Institute of Neuroinformatics, University of Zurich and ETH Zurich, Zurich, Switzerland.
Université Pierre et Marie Curie, Institut de la Vision, Paris, France.
Sci Rep. 2017 Jan 12;7:40703. doi: 10.1038/srep40703.
Stereo vision is an important feature that enables machine vision systems to perceive their environment in 3D. While machine vision has spawned a variety of software algorithms to solve the stereo-correspondence problem, their implementation and integration in small, fast, and efficient hardware vision systems remains a difficult challenge. Recent advances made in neuromorphic engineering offer a possible solution to this problem, with the use of a new class of event-based vision sensors and neural processing devices inspired by the organizing principles of the brain. Here we propose a radically novel model that solves the stereo-correspondence problem with a spiking neural network that can be directly implemented with massively parallel, compact, low-latency and low-power neuromorphic engineering devices. We validate the model with experimental results, highlighting features that are in agreement with both computational neuroscience stereo vision theories and experimental findings. We demonstrate its features with a prototype neuromorphic hardware system and provide testable predictions on the role of spike-based representations and temporal dynamics in biological stereo vision processing systems.
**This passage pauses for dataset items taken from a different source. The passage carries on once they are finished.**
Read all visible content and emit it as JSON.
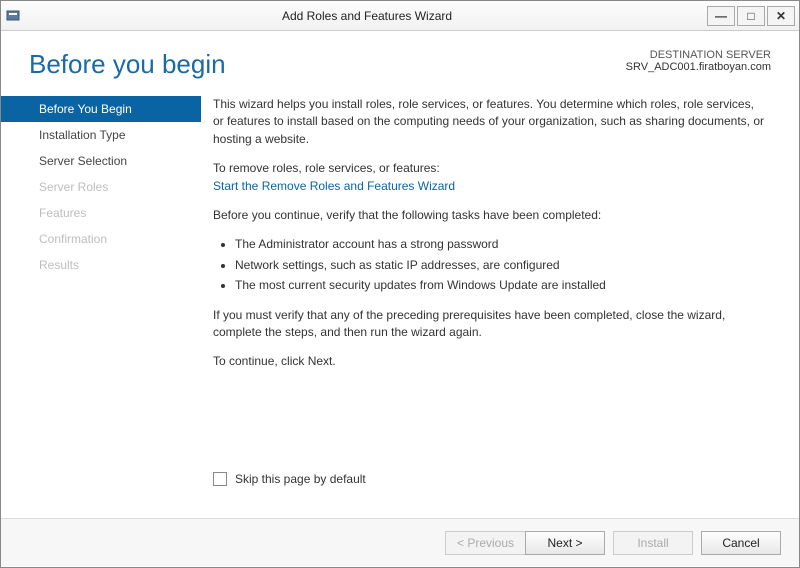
{
  "window": {
    "title": "Add Roles and Features Wizard"
  },
  "header": {
    "title": "Before you begin",
    "dest_label": "DESTINATION SERVER",
    "dest_server": "SRV_ADC001.firatboyan.com"
  },
  "sidebar": {
    "items": [
      {
        "label": "Before You Begin",
        "state": "active"
      },
      {
        "label": "Installation Type",
        "state": "normal"
      },
      {
        "label": "Server Selection",
        "state": "normal"
      },
      {
        "label": "Server Roles",
        "state": "disabled"
      },
      {
        "label": "Features",
        "state": "disabled"
      },
      {
        "label": "Confirmation",
        "state": "disabled"
      },
      {
        "label": "Results",
        "state": "disabled"
      }
    ]
  },
  "content": {
    "intro": "This wizard helps you install roles, role services, or features. You determine which roles, role services, or features to install based on the computing needs of your organization, such as sharing documents, or hosting a website.",
    "remove_label": "To remove roles, role services, or features:",
    "remove_link": "Start the Remove Roles and Features Wizard",
    "verify_intro": "Before you continue, verify that the following tasks have been completed:",
    "bullets": [
      "The Administrator account has a strong password",
      "Network settings, such as static IP addresses, are configured",
      "The most current security updates from Windows Update are installed"
    ],
    "verify_note": "If you must verify that any of the preceding prerequisites have been completed, close the wizard, complete the steps, and then run the wizard again.",
    "continue_hint": "To continue, click Next.",
    "skip_label": "Skip this page by default"
  },
  "footer": {
    "prev": "< Previous",
    "next": "Next >",
    "install": "Install",
    "cancel": "Cancel"
  }
}
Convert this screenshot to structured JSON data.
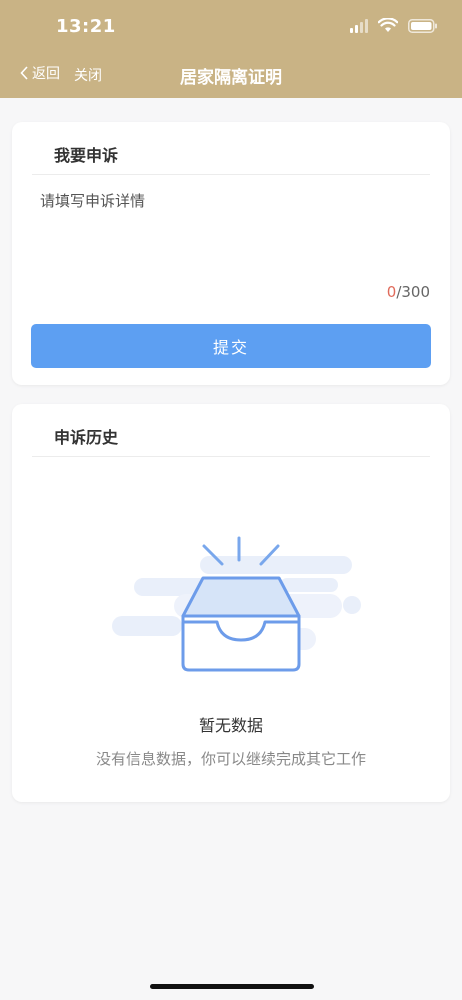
{
  "status": {
    "time": "13:21"
  },
  "nav": {
    "back_label": "返回",
    "close_label": "关闭",
    "title": "居家隔离证明"
  },
  "appeal": {
    "title": "我要申诉",
    "placeholder": "请填写申诉详情",
    "count_current": "0",
    "count_max": "/300",
    "submit_label": "提交"
  },
  "history": {
    "title": "申诉历史",
    "empty_title": "暂无数据",
    "empty_desc": "没有信息数据，你可以继续完成其它工作"
  },
  "colors": {
    "header": "#c9b385",
    "button": "#5d9ff2",
    "counter_current": "#e06b5b"
  }
}
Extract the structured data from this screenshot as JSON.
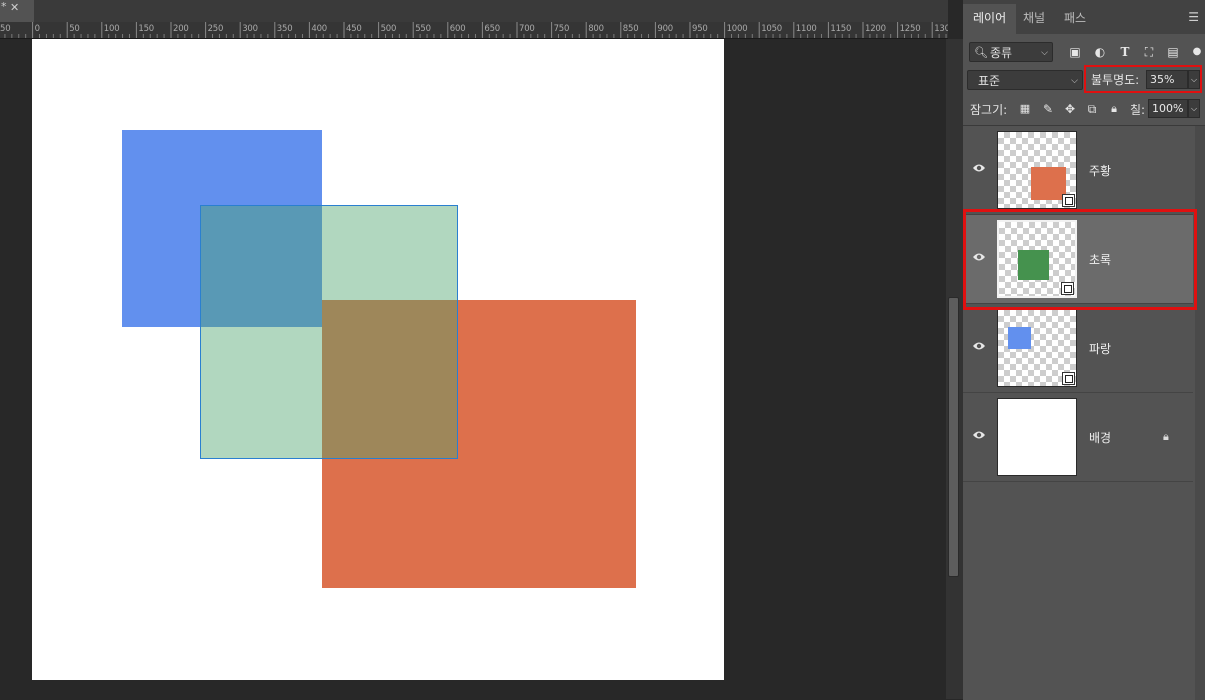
{
  "document": {
    "tab_marker": "*",
    "ruler_labels": [
      "50",
      "0",
      "50",
      "100",
      "150",
      "200",
      "250",
      "300",
      "350",
      "400",
      "450",
      "500",
      "550",
      "600",
      "650",
      "700",
      "750",
      "800",
      "850",
      "900",
      "950",
      "1000",
      "1050",
      "1100",
      "1150",
      "1200",
      "1250",
      "130"
    ]
  },
  "canvas": {
    "colors": {
      "blue": "#6290ee",
      "green": "#4ea56e",
      "orange": "#dd704c",
      "green_opacity_percent": 35
    }
  },
  "panel": {
    "tabs": [
      {
        "label": "레이어",
        "active": true
      },
      {
        "label": "채널",
        "active": false
      },
      {
        "label": "패스",
        "active": false
      }
    ],
    "filter": {
      "label": "종류",
      "icons": [
        "image-filter-icon",
        "adjustment-filter-icon",
        "type-filter-icon",
        "shape-filter-icon",
        "smart-object-filter-icon"
      ]
    },
    "blend_mode": "표준",
    "opacity": {
      "label": "불투명도:",
      "value": "35%"
    },
    "lock": {
      "label": "잠그기:",
      "icons": [
        "lock-transparent-pixels-icon",
        "lock-image-pixels-icon",
        "lock-position-icon",
        "lock-artboard-icon",
        "lock-all-icon"
      ]
    },
    "fill": {
      "label": "칠:",
      "value": "100%"
    },
    "layers": [
      {
        "name": "주황",
        "swatch": "#dd704c",
        "selected": false,
        "smart_object": true,
        "locked": false
      },
      {
        "name": "초록",
        "swatch": "#45924e",
        "selected": true,
        "smart_object": true,
        "locked": false
      },
      {
        "name": "파랑",
        "swatch": "#6290ee",
        "selected": false,
        "smart_object": true,
        "locked": false
      },
      {
        "name": "배경",
        "swatch": "#ffffff",
        "selected": false,
        "smart_object": false,
        "locked": true
      }
    ]
  }
}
立体视觉是机器视觉系统能够感知其 3D 环境的一个重要特征。虽然机器视觉已经产生了各种软件算法来解决立体对应问题,但在小型、快速和高效的硬件视觉系统中实现和集成这些算法仍然是一个具有挑战性的问题。神经形态工程的最新进展为解决这个问题提供了一个可能的解决方案,使用了一类新的基于事件的视觉传感器和受大脑组织原则启发的神经处理设备。在这里,我们提出了一个激进的新模型,该模型使用可以直接用大规模并行、紧凑、低延迟和低功耗的神经形态工程设备实现的尖峰神经网络来解决立体对应问题。我们用实验结果验证了该模型,突出了与计算神经科学立体视觉理论和实验发现一致的特征。我们用一个神经形态硬件系统原型演示了它的特征,并对基于尖峰的表示和时间动态在生物立体视觉处理系统中的作用进行了可测试的预测。